Last week, Bloomberg Businessweek’s cover story was about Hebert’s 19-year-old son Joe. Joe is a hustler who makes money by reselling items, primarily sneakers.
In 2018, Ann disclosed information to Nike about her son’s reselling business. The company said at the time that Hebert did not violate “company policy, privileged information or conflicts of interest,” according to Bloomberg Businessweek.
But after last week’s story, Hebert reportedly resigned from her position as Nike’s vice president and general manager in North America. She oversaw sales, marketing and merchandising in the region.
Joe makes money by reselling hundreds of thousands of dollars worth of merchandise — mainly sneakers — on the secondary market. He says his margins are not big, so it’s a volume business for him. One of the big winning strategies for him and his partners is to use computer programs to circumvent the 1-per-customer limit imposed for some online sales items.

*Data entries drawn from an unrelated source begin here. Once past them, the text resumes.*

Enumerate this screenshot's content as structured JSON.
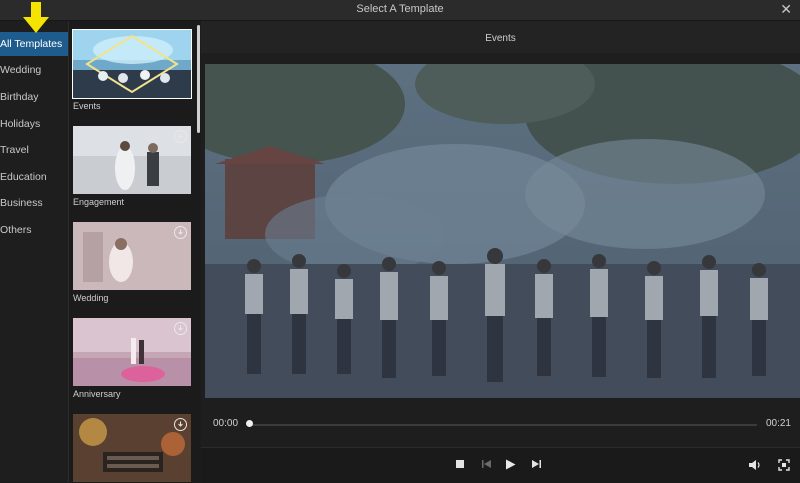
{
  "window": {
    "title": "Select A Template",
    "close_glyph": "✕"
  },
  "sidebar": {
    "items": [
      {
        "label": "All Templates",
        "active": true
      },
      {
        "label": "Wedding"
      },
      {
        "label": "Birthday"
      },
      {
        "label": "Holidays"
      },
      {
        "label": "Travel"
      },
      {
        "label": "Education"
      },
      {
        "label": "Business"
      },
      {
        "label": "Others"
      }
    ]
  },
  "templates": [
    {
      "label": "Events",
      "selected": true,
      "download": false
    },
    {
      "label": "Engagement",
      "download": true
    },
    {
      "label": "Wedding",
      "download": true
    },
    {
      "label": "Anniversary",
      "download": true
    },
    {
      "label": "",
      "download": true
    }
  ],
  "preview": {
    "header": "Events",
    "time_current": "00:00",
    "time_total": "00:21",
    "progress": 0.0
  },
  "icons": [
    "yellow-arrow-down-icon",
    "close-icon",
    "download-icon",
    "stop-icon",
    "previous-frame-icon",
    "play-icon",
    "next-frame-icon",
    "volume-icon",
    "fullscreen-icon"
  ],
  "colors": {
    "accent": "#1f5c8e",
    "arrow": "#f5e400"
  }
}
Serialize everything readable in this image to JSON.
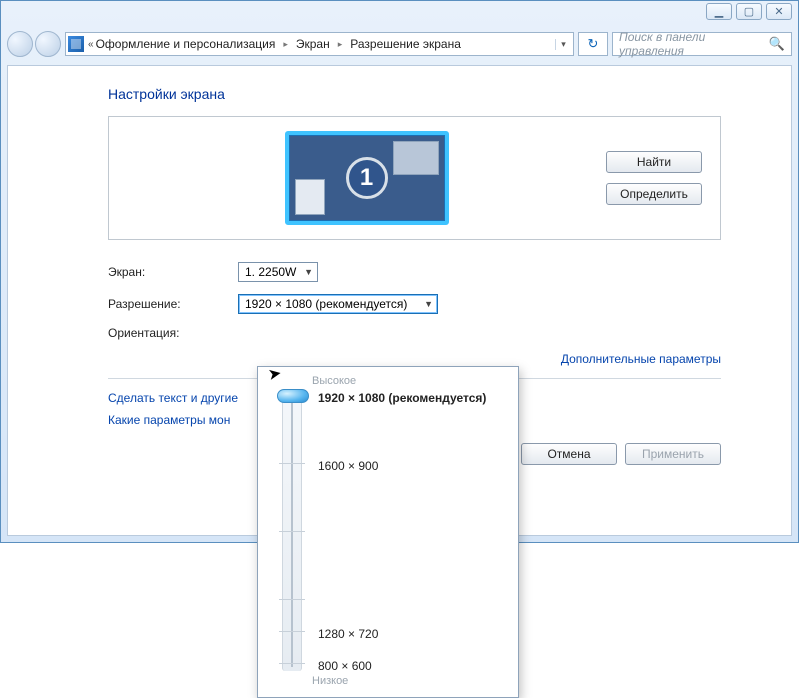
{
  "window": {
    "minimize_symbol": "▁",
    "maximize_symbol": "▢",
    "close_symbol": "✕"
  },
  "address": {
    "chevron_back": "«",
    "crumb1": "Оформление и персонализация",
    "crumb2": "Экран",
    "crumb3": "Разрешение экрана",
    "dropdown_symbol": "▾",
    "refresh_symbol": "↻"
  },
  "search": {
    "placeholder": "Поиск в панели управления",
    "icon": "🔍"
  },
  "page": {
    "title": "Настройки экрана",
    "monitor_number": "1",
    "find_label": "Найти",
    "identify_label": "Определить"
  },
  "form": {
    "screen_label": "Экран:",
    "screen_value": "1. 2250W",
    "resolution_label": "Разрешение:",
    "resolution_value": "1920 × 1080 (рекомендуется)",
    "orientation_label": "Ориентация:"
  },
  "links": {
    "advanced": "Дополнительные параметры",
    "text_size": "Сделать текст и другие",
    "which_params": "Какие параметры мон"
  },
  "footer": {
    "cancel": "Отмена",
    "apply": "Применить"
  },
  "res_popup": {
    "high": "Высокое",
    "low": "Низкое",
    "opt1": "1920 × 1080 (рекомендуется)",
    "opt2": "1600 × 900",
    "opt3": "1280 × 720",
    "opt4": "800 × 600"
  }
}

They then take their supply of limited edition materials and resell them for profit.
So what is it about what Joe did that may have led his mother to resign from her job?
These sections from the original article may be the proverbial smoking guns:
Hebert’s competitors have access to the same bot software and StockX-borne real-time market research as he does. What they don’t have, according to some of his subscribers, is consistent, sound analysis of what shoes to buy, how to get them, and, crucially, how long resellers might expect demand to persist. Hebert declined to talk about his sources of information, but he did say he was lucky to have grown up in Portland, where both Nike and Adidas base their U.S. operations. “If you know the right people here, this is the city to sell shoes,” he said. The right people “can give you access to stuff that, like, a normal person would not have access to.”
Bloomberg also reported in their story that Joe used a credit card in his mother’s name to make purchases for the business. When Bloomberg reporter Joshua Hunt learned about what Joe’s mother did, Hunt asked Joe about the connection. Joe denied ever receiving inside information from his mother.
When I asked Hebert about the connection later that year, he acknowledged that Ann was his mother and said that, while she’d inspired him as a businessperson, she was so high up at Nike as to be removed from what he does, and that he’d never received inside information such as discount codes from her.
Even if Nike cleared Ann in 2018 over what her son was doing, the excerpts from the article do not reflect well.